Auch eine stärkere Verknüpfung zwischen den verschiedenen angesprochenen Instrumenten bleibt aufgrund der wenig harmonisierten „Fahrpläne“ von REPROs, Entwicklungsleitbildern und Mobilitätsplänen weitgehend offen.

Den Worten der Enquete des Steiermärkischen Landtages zum Thema Baukultur und Raumplanung 2014 mit einer Fülle von Vorschlägen für die Raumentwicklung sollten auch Taten folgen. Es bleibt abzuwarten, welche Themen (z.B. Streichung der Auffüllungsgebiete, Einkaufszentren-Regelungen) vom neuen ROG-Entwurf aufgegriffen und schließlich umgesetzt werden.

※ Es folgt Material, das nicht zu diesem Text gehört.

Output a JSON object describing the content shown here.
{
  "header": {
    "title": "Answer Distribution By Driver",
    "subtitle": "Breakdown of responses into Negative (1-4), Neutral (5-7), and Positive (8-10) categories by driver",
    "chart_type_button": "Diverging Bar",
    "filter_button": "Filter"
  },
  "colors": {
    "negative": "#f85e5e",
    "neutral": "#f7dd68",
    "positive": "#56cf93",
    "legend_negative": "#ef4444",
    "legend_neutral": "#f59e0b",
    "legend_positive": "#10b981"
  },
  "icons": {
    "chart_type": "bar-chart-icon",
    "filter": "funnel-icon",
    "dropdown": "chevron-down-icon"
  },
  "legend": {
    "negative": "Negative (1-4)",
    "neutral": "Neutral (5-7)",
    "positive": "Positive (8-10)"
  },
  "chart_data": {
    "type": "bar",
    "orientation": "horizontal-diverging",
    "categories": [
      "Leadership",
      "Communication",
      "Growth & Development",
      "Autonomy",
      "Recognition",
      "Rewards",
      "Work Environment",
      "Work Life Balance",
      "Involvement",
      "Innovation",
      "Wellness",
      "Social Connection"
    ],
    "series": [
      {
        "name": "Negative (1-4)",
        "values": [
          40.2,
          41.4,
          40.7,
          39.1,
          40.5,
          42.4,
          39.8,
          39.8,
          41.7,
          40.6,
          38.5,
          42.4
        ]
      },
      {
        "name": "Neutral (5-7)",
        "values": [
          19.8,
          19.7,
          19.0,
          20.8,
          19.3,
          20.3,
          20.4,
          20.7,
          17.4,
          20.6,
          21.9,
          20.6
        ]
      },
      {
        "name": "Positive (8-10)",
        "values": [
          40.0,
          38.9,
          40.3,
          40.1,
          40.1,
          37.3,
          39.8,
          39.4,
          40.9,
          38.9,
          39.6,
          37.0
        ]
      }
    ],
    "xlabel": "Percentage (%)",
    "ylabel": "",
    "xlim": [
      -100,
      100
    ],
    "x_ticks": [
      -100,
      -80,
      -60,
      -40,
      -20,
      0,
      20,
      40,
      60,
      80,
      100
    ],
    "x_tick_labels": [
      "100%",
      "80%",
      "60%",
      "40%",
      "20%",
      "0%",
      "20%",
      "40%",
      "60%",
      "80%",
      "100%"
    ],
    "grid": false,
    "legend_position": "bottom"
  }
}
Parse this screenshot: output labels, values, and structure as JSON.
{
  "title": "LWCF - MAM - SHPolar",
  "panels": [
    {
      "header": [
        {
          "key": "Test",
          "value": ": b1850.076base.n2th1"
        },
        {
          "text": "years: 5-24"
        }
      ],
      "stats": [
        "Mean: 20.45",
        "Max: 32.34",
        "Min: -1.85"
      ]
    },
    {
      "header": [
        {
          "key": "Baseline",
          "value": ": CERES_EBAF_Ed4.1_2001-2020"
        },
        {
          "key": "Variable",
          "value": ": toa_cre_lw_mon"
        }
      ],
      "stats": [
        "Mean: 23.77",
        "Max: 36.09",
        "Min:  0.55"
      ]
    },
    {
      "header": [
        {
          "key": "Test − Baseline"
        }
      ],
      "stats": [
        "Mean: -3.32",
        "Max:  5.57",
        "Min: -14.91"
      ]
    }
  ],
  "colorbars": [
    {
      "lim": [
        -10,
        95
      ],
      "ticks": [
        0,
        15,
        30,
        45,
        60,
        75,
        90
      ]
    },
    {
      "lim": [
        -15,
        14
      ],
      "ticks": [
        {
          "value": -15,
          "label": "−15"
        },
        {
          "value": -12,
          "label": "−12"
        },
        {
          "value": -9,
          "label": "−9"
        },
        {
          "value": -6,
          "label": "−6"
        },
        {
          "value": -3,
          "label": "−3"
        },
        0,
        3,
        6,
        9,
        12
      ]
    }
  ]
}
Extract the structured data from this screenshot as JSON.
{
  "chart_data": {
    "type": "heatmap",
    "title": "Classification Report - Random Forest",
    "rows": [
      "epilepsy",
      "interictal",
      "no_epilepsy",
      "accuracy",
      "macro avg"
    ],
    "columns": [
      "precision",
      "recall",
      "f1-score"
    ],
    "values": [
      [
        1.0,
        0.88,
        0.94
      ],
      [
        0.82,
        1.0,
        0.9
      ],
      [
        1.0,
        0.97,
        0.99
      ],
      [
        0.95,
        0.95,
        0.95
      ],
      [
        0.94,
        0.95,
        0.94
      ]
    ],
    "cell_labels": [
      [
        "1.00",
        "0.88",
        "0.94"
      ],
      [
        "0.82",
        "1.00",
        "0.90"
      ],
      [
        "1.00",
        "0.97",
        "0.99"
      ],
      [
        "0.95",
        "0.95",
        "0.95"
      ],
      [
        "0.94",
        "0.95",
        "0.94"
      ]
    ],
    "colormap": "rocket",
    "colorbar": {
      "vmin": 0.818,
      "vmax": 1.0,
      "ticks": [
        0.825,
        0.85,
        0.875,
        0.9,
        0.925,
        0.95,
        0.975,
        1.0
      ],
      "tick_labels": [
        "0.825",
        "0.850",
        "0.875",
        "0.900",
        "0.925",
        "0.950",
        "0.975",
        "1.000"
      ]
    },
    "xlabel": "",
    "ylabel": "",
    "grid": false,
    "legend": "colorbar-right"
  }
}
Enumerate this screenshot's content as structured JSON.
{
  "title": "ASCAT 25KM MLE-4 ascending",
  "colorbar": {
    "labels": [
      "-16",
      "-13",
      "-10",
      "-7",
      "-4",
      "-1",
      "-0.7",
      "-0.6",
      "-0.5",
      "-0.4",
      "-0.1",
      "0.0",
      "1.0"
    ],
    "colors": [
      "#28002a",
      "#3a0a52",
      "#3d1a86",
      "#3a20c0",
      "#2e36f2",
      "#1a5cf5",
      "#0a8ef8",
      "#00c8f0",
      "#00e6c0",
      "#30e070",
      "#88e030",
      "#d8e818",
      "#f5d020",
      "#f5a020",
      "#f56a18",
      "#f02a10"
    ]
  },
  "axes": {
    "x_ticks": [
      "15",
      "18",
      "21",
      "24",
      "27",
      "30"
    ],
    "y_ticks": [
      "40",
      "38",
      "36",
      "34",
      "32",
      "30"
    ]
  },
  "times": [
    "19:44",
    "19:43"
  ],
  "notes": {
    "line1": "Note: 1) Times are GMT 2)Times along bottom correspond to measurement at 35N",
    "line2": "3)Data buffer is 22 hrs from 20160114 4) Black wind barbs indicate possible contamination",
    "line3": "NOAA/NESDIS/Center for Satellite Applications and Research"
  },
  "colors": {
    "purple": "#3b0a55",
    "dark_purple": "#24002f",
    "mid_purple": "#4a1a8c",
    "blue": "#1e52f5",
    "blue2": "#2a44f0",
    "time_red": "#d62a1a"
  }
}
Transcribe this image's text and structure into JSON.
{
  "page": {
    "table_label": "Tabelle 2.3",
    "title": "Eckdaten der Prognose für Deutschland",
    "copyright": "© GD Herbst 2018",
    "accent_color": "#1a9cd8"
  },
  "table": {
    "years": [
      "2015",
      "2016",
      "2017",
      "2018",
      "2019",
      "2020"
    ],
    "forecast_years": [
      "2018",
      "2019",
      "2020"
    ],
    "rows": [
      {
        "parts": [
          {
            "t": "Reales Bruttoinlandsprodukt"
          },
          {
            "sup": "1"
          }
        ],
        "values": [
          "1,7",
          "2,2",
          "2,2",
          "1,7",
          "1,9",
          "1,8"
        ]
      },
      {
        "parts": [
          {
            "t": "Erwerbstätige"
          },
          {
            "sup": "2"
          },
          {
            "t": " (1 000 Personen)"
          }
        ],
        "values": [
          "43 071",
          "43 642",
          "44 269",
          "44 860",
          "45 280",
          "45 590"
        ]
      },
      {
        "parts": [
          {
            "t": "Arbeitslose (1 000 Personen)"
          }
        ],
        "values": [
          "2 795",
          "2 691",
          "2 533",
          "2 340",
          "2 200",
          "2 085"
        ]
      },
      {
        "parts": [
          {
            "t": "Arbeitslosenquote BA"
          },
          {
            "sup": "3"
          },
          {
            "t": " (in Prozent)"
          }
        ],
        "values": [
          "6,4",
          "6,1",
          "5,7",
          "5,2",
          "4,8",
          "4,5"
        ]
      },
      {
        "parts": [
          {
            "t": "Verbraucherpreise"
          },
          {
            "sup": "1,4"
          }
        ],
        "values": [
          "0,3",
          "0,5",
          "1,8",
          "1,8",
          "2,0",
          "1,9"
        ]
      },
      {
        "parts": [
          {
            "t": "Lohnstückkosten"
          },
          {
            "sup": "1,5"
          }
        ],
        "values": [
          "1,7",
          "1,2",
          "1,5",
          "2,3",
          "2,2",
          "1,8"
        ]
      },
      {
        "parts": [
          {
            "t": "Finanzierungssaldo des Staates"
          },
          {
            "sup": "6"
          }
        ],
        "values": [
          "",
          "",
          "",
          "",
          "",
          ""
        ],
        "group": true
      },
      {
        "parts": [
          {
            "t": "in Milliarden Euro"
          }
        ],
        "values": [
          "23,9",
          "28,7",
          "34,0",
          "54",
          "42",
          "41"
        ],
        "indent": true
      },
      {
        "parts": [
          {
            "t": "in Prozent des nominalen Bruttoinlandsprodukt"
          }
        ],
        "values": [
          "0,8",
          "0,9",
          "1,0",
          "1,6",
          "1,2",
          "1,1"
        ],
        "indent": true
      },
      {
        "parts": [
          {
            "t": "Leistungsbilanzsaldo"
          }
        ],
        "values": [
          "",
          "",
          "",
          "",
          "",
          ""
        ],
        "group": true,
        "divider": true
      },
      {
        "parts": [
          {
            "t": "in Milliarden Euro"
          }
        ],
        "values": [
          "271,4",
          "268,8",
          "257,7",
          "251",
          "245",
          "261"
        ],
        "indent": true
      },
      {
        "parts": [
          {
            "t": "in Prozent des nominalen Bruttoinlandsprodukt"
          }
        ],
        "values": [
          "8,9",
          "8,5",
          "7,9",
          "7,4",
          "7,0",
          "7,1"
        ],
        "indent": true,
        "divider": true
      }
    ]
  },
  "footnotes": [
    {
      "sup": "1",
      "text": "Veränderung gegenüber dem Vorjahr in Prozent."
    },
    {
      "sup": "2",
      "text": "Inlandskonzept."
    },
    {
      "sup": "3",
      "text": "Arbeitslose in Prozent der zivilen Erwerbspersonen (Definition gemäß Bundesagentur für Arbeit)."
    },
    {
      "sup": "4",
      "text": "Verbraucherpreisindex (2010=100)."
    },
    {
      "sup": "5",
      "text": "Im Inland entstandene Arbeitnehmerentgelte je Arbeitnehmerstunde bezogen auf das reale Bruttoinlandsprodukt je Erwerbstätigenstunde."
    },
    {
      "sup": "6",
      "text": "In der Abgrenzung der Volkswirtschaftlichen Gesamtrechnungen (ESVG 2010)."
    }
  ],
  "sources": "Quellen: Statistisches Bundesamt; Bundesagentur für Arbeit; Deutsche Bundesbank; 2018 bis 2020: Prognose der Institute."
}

Eine Unterstützung der Gemeinden beim Neustart der Örtlichen Raumplanung müsste anders aussehen. Es bleibt zu hoffen, dass diese stark genug sind, die weitere Professionalisierung der Örtlichen Raumordnung, die interkommunale Standortentwicklung und Maßnahmen gegen die weitere Zersiedelung so voranzutreiben, dass die potenziellen Vorteile der Strukturreform auch einmal zum Tragen kommen.


Dipl. Ing. Richard Resch ist Raumplaner in Graz.